Festo Kivengere was a young Ugandan schoolteacher when he encountered Jesus during the East African Revival in 1936. A friend burst into his room breathlessly declaring, "Festo! Three hours ago Jesus became a living reality to me. I know my sins are forgiven!" The friend then asked Festo's forgiveness for specific wrongs and challenged him: "Where are you?"
A Desperate Prayer Changes Everything
Festo went home under tremendous conviction. His hands shook too much to light his pipe. Though he didn't know what to say, he cried out to God: "God, if you happen to be there, as my friends say you are, here is my life. Thoroughly empty, very much in trouble, and full of guilt."
That prayer transformed everything. Festo became a pastor and eventually the Anglican Bishop of Kigezi. But his greatest test came during Idi Amin's reign of terror, when as many as 300,000 Ugandans were killed.
Persecution Under Idi Amin's Reign
In February 1977, Amin arrested and murdered Archbishop Janani Luwum, Festo's close friend. Kivengere was among the last to see Luwum alive, waiting outside the interrogation building until guards forced him to leave at gunpoint.
Fleeing Uganda on foot, Festo wrestled with his heart. "I had to face my own attitude towards Amin and his agents," he wrote. "The Holy Spirit showed me that I was getting hard in my spirit, and that my hardness and bitterness could only bring spiritual loss."
Radical Forgiveness Testimony Born
A Good Friday sermon on Christ's words of forgiveness broke him. That year, he published "I Love Idi Amin." The world was stunned.
"We love President Idi Amin," he wrote. "We owe him the debt of love, for he is one of those for whom Christ shed His precious blood. As long as he is still alive, he is still redeemable."

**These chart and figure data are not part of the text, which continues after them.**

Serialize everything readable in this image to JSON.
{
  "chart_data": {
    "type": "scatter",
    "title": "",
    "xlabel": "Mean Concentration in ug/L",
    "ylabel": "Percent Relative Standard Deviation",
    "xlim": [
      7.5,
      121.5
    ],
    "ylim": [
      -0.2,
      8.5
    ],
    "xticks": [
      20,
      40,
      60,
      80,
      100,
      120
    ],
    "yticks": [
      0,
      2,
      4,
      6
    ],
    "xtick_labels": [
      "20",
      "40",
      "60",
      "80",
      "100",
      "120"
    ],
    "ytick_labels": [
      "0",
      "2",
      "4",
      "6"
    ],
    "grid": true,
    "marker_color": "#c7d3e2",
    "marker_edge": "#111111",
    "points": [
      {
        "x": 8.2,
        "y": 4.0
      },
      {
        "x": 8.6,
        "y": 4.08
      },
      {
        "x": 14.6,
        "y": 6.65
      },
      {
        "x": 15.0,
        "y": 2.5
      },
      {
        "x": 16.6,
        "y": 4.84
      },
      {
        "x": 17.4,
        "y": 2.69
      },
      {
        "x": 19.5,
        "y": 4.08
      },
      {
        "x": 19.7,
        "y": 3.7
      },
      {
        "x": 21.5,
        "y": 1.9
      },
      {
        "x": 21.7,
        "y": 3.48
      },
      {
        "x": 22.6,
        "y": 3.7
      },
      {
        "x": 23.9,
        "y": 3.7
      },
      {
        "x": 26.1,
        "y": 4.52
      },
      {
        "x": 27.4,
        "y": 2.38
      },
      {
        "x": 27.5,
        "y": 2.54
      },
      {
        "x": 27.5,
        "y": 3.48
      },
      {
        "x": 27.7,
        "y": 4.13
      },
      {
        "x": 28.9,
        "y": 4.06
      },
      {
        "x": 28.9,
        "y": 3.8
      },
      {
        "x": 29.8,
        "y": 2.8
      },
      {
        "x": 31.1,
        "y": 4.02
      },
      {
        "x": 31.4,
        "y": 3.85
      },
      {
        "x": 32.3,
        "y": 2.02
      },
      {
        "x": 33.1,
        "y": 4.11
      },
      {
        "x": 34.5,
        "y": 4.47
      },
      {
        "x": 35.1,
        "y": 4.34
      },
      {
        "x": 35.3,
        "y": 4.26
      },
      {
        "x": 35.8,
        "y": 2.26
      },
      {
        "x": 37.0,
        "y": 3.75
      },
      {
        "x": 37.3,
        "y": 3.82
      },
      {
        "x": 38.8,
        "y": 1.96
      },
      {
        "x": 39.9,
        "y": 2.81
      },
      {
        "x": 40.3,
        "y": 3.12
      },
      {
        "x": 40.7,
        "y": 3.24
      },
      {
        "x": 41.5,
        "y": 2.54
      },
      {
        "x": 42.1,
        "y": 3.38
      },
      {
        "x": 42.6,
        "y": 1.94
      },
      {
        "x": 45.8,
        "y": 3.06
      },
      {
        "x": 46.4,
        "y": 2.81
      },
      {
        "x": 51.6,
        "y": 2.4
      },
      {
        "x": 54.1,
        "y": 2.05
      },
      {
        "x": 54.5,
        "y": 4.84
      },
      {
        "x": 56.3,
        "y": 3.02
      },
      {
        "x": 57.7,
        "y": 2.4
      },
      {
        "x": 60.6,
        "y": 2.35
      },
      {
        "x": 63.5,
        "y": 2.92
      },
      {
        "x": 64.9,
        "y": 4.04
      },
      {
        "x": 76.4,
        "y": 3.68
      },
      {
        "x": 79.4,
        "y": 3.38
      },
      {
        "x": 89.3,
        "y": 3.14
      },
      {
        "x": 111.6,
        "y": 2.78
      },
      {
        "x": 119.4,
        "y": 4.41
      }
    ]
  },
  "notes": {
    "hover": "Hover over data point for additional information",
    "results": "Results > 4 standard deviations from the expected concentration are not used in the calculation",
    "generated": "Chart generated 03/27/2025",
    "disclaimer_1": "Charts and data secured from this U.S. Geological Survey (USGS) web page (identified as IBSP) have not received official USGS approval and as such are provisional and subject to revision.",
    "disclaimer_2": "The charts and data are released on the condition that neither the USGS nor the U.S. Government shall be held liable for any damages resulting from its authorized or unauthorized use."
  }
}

When asked how he could love a mass murderer, Festo replied simply: "On the cross, Jesus said, 'Father, forgive them, for they know not what they do.' As evil as Idi Amin is, how can I do less toward him?"
Legacy of Love and Reconciliation
After Amin's fall, Kivengere returned to Uganda, preaching love, forgiveness, and reconciliation to his bruised nation until his death in 1988. He became known as "the Billy Graham of Africa."